For an elegant presentation, sprinkle with fresh chopped parsley or chives just before serving, and offer hot sauce on the side for those who enjoy an extra kick of heat.
Notes
- Store leftovers in an airtight container in the refrigerator for up to 4 days
- Casserole can be frozen for up to 3 months – thaw overnight in the refrigerator before reheating
- To reheat, cover with foil and warm in a 325°F oven until heated through (about 20 minutes)
- The casserole is done when it’s bubbling around the edges and the cheese is melted and golden
FAQs
Can I use rotisserie chicken to save time?

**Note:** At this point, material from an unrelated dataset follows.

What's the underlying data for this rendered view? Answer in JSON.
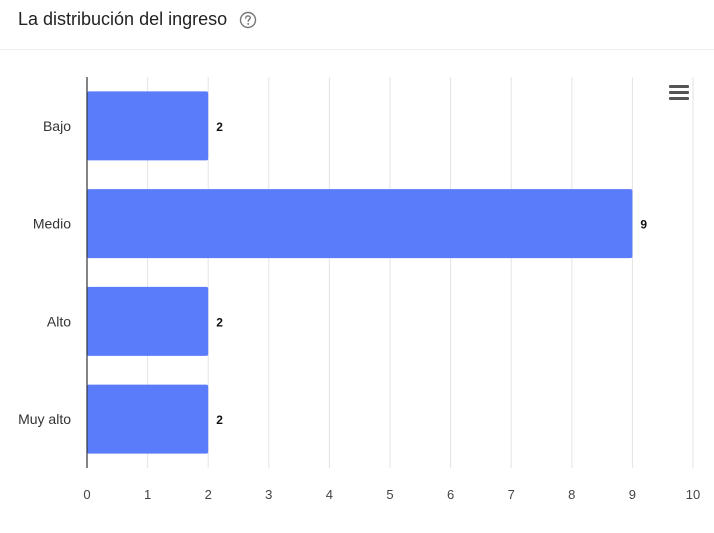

Absolutely! About 4 cups of shredded rotisserie chicken works perfectly and saves prep time. Just skip the chicken cooking step and add the shredded chicken when combining ingredients.
Is this recipe freezer-friendly?
Yes, you can freeze this casserole either before or after baking. If freezing before baking, thaw completely in the refrigerator before cooking. If freezing after baking, allow to cool completely first.
Can I make this in a slow cooker?
Yes! Cook the chicken mixture on the stovetop as directed, then transfer to a slow cooker, top with cheese, and cook on low for 2-3 hours until hot and bubbly.
What can I use instead of heavy cream to make it lighter?
Half-and-half or whole milk can work, though the sauce won’t be quite as rich. For a dairy-free option, full-fat coconut milk makes a good substitute.